I am busy thinking of how to test a power supply i am designing and came across an article which discussed using an electronic load to test the supply. I will not have access to an electronic load and so thought of using a dummy load to mimic the load the supply will see. I'd like to clarify if I have the right idea of how this works?
The primary requirement of this supply will be to provide a steady 5v and 3.3v through the use of two buck converters with a 12v input voltage and to meet the current requirements of circuits connected to the 5v and 3.3v lines. The 12v input voltage is derived from 230v 50Hz AC through means of a step-down transformer and full bridge rectifier. I have a list of components and max currents they draw. Am I correct in saying I will need to calculate the sum of current draw from the individual components and then use Ohms law to pick a dummy resistance to simulate this condition? Similar to the procedure described here:
Determining Power Supply Requirements
For example. If components which draw from the 5v line will draw a peak current of 2.4A I would design the buck converter to output a regulated 5v 3A and then calculate the load resistance as \$R=\frac{V}{I} = \frac{5}{2.4} = 2.083 \Omega\$. I'd then connect this load across the output of the 5v buck converter and check that it is supplying a steady 5v for this load?
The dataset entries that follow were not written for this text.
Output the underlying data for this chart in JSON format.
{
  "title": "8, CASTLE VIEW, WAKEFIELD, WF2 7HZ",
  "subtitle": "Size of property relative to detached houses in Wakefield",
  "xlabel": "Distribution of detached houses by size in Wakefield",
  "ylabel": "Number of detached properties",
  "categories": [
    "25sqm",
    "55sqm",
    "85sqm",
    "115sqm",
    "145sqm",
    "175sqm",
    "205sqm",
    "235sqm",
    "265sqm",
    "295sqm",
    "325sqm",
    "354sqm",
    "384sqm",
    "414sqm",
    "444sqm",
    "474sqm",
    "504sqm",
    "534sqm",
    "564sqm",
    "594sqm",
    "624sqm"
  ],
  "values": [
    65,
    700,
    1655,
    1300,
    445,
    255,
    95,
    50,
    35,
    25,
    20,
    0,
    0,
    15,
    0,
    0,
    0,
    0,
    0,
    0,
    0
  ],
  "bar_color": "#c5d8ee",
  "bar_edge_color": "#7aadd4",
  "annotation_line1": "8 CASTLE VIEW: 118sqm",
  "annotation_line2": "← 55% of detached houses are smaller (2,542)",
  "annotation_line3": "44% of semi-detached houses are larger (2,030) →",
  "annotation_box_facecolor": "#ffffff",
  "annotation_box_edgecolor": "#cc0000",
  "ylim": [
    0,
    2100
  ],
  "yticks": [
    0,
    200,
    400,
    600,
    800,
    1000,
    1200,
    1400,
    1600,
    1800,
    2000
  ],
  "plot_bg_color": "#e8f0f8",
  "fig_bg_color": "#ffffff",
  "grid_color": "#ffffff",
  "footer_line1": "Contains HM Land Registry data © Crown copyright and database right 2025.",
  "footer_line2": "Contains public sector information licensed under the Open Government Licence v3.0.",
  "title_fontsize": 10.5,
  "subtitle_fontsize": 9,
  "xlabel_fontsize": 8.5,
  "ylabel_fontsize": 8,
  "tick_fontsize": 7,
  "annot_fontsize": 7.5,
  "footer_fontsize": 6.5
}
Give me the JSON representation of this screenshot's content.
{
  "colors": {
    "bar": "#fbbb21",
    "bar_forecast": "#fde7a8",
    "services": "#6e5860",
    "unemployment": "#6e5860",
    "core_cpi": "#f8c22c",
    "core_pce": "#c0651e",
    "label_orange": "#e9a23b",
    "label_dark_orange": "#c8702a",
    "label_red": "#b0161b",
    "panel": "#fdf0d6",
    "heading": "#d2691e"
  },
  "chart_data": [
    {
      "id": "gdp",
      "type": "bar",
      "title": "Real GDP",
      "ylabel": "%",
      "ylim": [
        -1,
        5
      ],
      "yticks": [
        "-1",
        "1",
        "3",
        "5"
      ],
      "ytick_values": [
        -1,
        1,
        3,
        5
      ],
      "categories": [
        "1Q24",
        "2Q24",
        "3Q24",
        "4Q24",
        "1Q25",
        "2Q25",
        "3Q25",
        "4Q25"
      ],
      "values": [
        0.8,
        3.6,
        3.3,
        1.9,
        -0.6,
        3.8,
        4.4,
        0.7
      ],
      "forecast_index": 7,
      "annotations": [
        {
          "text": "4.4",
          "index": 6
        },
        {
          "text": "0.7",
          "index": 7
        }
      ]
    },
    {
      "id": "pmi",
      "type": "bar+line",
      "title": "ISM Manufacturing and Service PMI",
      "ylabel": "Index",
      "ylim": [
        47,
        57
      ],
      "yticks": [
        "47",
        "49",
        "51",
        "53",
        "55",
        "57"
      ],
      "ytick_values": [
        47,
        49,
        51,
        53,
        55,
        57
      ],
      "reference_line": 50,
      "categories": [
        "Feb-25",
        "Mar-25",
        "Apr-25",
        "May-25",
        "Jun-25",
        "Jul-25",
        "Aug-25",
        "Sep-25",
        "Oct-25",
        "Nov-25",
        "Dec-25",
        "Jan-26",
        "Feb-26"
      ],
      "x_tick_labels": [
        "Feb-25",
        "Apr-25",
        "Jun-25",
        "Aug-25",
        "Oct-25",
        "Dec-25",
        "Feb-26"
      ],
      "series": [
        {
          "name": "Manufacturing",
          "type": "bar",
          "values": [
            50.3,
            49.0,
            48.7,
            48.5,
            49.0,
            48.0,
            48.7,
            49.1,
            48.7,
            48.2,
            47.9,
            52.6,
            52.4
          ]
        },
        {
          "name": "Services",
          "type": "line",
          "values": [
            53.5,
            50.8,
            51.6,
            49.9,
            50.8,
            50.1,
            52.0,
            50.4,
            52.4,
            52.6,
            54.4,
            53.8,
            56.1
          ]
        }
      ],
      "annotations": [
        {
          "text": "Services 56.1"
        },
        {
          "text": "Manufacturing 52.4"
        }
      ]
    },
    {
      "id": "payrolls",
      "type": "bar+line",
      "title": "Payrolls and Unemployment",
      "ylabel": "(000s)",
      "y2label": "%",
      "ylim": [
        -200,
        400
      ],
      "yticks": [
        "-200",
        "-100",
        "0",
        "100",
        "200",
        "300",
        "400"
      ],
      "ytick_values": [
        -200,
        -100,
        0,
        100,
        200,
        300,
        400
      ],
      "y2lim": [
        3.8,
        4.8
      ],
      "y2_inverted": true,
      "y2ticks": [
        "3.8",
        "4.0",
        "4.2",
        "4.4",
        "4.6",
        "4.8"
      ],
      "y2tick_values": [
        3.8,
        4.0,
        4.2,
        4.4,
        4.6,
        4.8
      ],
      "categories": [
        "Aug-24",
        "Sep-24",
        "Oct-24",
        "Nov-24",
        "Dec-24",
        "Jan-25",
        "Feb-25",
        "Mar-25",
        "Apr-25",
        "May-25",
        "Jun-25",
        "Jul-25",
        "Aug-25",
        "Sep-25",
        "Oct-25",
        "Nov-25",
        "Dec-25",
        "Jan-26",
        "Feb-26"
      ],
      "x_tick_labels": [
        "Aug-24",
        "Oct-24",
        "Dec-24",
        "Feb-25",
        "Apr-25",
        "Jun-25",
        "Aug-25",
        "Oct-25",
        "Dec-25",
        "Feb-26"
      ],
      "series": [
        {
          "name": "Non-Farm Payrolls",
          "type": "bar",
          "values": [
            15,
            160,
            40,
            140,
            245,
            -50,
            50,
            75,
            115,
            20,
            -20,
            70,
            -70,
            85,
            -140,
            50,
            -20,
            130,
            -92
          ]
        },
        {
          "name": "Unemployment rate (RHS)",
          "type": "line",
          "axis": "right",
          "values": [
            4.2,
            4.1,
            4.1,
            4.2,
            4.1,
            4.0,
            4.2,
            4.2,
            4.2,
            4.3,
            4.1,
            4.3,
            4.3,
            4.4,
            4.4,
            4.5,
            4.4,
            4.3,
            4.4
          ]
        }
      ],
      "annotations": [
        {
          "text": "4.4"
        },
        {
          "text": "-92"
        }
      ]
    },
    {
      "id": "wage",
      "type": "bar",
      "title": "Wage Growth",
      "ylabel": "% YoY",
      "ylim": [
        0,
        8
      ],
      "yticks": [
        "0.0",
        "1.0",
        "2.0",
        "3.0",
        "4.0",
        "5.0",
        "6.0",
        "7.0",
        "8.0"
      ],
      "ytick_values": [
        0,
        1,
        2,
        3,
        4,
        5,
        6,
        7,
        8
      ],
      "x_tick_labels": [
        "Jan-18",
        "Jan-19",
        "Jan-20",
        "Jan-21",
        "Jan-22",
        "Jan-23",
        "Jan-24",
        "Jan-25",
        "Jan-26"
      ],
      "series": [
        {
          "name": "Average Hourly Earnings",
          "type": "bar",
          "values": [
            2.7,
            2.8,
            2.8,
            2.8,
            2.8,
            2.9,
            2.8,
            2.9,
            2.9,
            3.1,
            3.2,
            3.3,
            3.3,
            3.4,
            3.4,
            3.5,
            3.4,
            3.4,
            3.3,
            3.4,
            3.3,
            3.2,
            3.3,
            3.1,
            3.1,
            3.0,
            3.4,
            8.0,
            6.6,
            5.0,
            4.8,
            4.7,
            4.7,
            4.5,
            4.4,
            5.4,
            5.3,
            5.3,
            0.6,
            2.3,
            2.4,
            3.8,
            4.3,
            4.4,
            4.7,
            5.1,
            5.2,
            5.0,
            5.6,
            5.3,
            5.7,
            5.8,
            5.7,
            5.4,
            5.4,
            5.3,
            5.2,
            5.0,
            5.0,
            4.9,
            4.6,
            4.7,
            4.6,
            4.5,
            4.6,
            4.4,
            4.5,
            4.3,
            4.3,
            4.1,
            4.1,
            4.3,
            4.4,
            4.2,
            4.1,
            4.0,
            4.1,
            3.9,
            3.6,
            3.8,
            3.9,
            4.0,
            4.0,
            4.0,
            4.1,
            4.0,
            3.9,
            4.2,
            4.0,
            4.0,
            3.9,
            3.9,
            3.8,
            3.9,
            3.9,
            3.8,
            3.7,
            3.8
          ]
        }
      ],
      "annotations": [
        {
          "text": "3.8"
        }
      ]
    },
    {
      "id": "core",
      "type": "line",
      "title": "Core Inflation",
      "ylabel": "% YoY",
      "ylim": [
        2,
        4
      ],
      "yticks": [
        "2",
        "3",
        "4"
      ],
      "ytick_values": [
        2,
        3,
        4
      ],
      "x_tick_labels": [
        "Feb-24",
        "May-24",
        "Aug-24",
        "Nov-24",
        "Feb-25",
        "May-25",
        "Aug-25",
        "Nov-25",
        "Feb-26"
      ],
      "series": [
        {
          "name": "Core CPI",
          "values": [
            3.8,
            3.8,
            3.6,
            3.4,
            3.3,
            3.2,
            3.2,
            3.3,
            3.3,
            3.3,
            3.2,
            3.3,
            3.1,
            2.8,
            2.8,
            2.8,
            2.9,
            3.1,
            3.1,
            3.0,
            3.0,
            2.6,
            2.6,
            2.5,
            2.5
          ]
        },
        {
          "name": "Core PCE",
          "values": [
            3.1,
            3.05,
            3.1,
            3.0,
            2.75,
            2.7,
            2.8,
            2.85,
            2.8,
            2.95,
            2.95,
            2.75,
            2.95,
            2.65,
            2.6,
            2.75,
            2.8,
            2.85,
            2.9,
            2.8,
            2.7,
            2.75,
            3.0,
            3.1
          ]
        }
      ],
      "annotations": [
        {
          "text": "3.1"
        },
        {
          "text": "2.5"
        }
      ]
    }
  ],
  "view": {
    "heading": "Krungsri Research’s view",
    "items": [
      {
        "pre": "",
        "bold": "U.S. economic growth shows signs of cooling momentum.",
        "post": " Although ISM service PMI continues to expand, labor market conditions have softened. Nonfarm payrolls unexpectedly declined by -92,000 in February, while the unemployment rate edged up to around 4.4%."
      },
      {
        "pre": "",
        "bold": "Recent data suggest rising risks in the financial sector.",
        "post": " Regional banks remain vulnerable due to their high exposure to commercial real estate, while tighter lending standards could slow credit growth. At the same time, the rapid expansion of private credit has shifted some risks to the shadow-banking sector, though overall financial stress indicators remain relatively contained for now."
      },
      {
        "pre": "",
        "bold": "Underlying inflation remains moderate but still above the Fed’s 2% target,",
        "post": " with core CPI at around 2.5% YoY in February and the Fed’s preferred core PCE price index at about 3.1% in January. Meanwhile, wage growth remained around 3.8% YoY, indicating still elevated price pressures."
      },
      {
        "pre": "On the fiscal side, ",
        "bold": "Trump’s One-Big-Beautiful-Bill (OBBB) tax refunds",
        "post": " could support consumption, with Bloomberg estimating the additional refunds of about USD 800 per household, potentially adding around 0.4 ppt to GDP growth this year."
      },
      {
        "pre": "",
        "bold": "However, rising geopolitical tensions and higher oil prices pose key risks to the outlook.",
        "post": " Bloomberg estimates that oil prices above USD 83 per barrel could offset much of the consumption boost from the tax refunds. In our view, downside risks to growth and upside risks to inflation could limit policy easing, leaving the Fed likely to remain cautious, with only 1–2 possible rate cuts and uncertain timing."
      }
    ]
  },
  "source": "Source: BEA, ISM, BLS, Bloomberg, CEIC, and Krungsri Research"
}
I assume I would also need to look at the power rating of the resistor so using \$P=VI = 5\times2.4 =12W\$ making sure that the resistor chosen is able to handle this power amount of power dissipation?
Best Answer
This is the way most people would approach this.
The dummy loads are chosen with this method and for your worked example the duumy load would indeed be 2.083 ohms but,, if you are designing the converter to supply 3 amps then test it at a 3 amp load is my advice. It's always a good idea to know you have the spare overhead capacity just in case you need it. I'd go for a 1.67 ohm load and this will produce a power of 15 watts and to prevent the resistor from exceeding its maximum limits I'd consider a power rating that is 1.5 times this value i.e. 22 watts.